The attack could fan unrest in Pakistan, which witnessed violent protests this year after European newspapers published cartoons of Islam's Prophet Muhammad, as well as the August killing of an ethnic-Baluch tribal chief in another military raid.
Scores of pro-government tribal police deployed throughout Bajur and blocked roads with stones to prevent political activists and journalists reaching Khar and Chingai, a local government official said.
Many local lawmakers and regional Cabinet ministers resigned in protest over the attack.
"Islamabad is acting against its own citizens who profess loyalty, promise to maintain peace and to ... eliminate foreign militants," a Pakistan daily, The Nation, said in an editorial.
Ali Dayan Hasan, a South Asia representative for Human Rights Watch, accused Pakistani authorities of "persistent use of excessive and disproportionate force ... in pursuing counter-terror operations."
The planned signing of a peace deal between tribal leaders and the military was canceled Monday in response to the airstrike.
The attack sparked claims of US collusion with Pakistan in targeting and destroying the madrassa. Villagers reportedly said fixed-wing drone aircraft were seen flying over the town in the days before the attack, according to the Dawn daily newspaper.
Pakistani and US military officials denied American involvement in the attack, which occurred 3 kilometers (about 2 miles) from the Afghan border, saying it was purely a Pakistani operation.

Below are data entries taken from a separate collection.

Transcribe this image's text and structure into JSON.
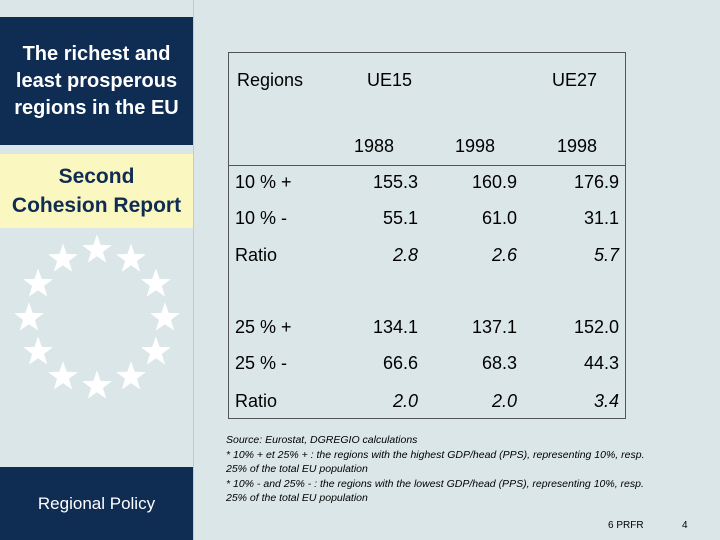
{
  "sidebar": {
    "title": "The richest and\nleast prosperous\nregions in the EU",
    "subtitle": "Second\nCohesion Report",
    "policy_label": "Regional Policy",
    "colors": {
      "navy": "#0f2c52",
      "cream": "#fbf7c0",
      "background": "#dbe6e9"
    }
  },
  "table": {
    "headers": {
      "regions": "Regions",
      "ue15": "UE15",
      "ue27": "UE27",
      "year_1988": "1988",
      "year_1998_ue15": "1998",
      "year_1998_ue27": "1998"
    },
    "rows": [
      {
        "label": "10 % +",
        "v1": "155.3",
        "v2": "160.9",
        "v3": "176.9"
      },
      {
        "label": "10 % -",
        "v1": "55.1",
        "v2": "61.0",
        "v3": "31.1"
      },
      {
        "label": "Ratio",
        "v1": "2.8",
        "v2": "2.6",
        "v3": "5.7"
      },
      {
        "label": "25 % +",
        "v1": "134.1",
        "v2": "137.1",
        "v3": "152.0"
      },
      {
        "label": "25 % -",
        "v1": "66.6",
        "v2": "68.3",
        "v3": "44.3"
      },
      {
        "label": "Ratio",
        "v1": "2.0",
        "v2": "2.0",
        "v3": "3.4"
      }
    ]
  },
  "notes": {
    "source": "Source: Eurostat, DGREGIO calculations",
    "note_plus": "* 10% + et 25% + : the regions with the highest GDP/head (PPS), representing 10%, resp. 25% of the total EU population",
    "note_minus": "* 10% - and 25% - : the regions with the lowest GDP/head (PPS), representing 10%, resp. 25% of the total EU population"
  },
  "footer": {
    "code": "6 PRFR",
    "page": "4"
  }
}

In January, a US Predator drone fired a missile targeting al-Qaida No. 2 Ayman-Al-Zawahri in Damadola, near Chingai. The strike missed al-Zawahri, but killed several other al-Qaida members and civilians and sparked massive anti-U.S. protests across Pakistan.
Among those killed Monday was Liaquat Hussain, a fugitive cleric and al-Zawahri associate who ran the targeted madrassa. The raid was launched after Hussain rejected government warnings to stop using it terrorist training camp, the military said.
Another al-Zawahri lieutenant, Faqir Mohammed, left the madrassa 30 minutes before the strike, according to a Bajur intelligence official.
Pakistan's most influential Islamist political leader, Qazi Hussain Ahmed, will lead a convoy of cars from the northwestern city of Peshawar to Khar and Chingai, his spokesman, Shahid Shamsi, said.
"They killed 80 teenagers who were students of the Quran," Ahmed told reporters on Monday. "This is a very cruel joint-activity (between the U.S. and Musharraf governments)."
Small protests were held in several Pakistani cities, including Peshawar, Karachi and Multan on Monday. The unrest caused Britain's Prince Charles, currently in Pakistan, to cancel his planned Tuesday trip to Peshawar.